Consider the nation's highest court: U.S. Supreme Court Rule 10 states that certiorari review is properly considered when "a United States court of appeals has entered a decision in conflict with the decision of another United States court of appeals on the same important matter." The Eleventh Circuit's finding in Siegelman conflicts with McCormick, with Davis, and with similar rulings in other circuits. So why did the Supreme Court punt on Siegelman? To be sure, certiorari review is at the court's discretion; it's not a matter of right. But perhaps we no longer need a Supreme Court if it is not going to hear critically important cases that so clearly meet its own criteria.
Thompson nails the key issue with this paragraph from his bingo opinion:
It is often true that “unexamined assumptions have a way of becoming, by force of usage, unsound law." McCormick, 500 U.S. at 280 (Scalia, J., concurring). In the public-corruption context, courts have been particularly lax in the use of certain words–-explicit, express, agreement, promise, and quid pro quo-–that should have clear legal meanings. Imprecise diction has caused considerable confusion over the scope of federal corruption laws as applied to campaign contributions. Uncertainty in this area of law breeds corruption and chills legitimate political speech.

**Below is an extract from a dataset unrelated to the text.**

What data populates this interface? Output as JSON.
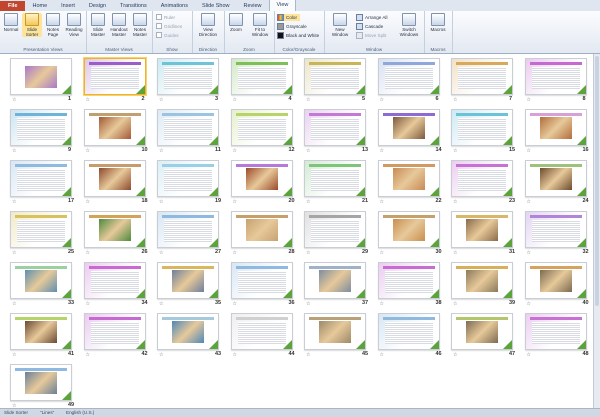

To what kind of "corruption" is Thompson referring? It's not absolutely clear, but I believe he's saying that confusing language in the law encourages prosecutors to bring dubious charges and judges to give jury instructions that can lead to bogus convictions. No other reference to corruption makes sense in Thompson's statement. I believe he is pointing squarely at prosecutorial and judicial corruption--and perhaps dishonest political figures (can we say "Karl Rove"?) who might push like-minded prosecutors to use flawed law to take out enemies on the other side of the political fence.
Steve Feaga wants us to believe everything was fine and dandy with the jury instructions in the Siegelman case. Informed Americans should not buy it. And a federal judge with 35 years of experience provides a detailed explanation of why the law, in its current state, is so bad--and so dangerous to our political process.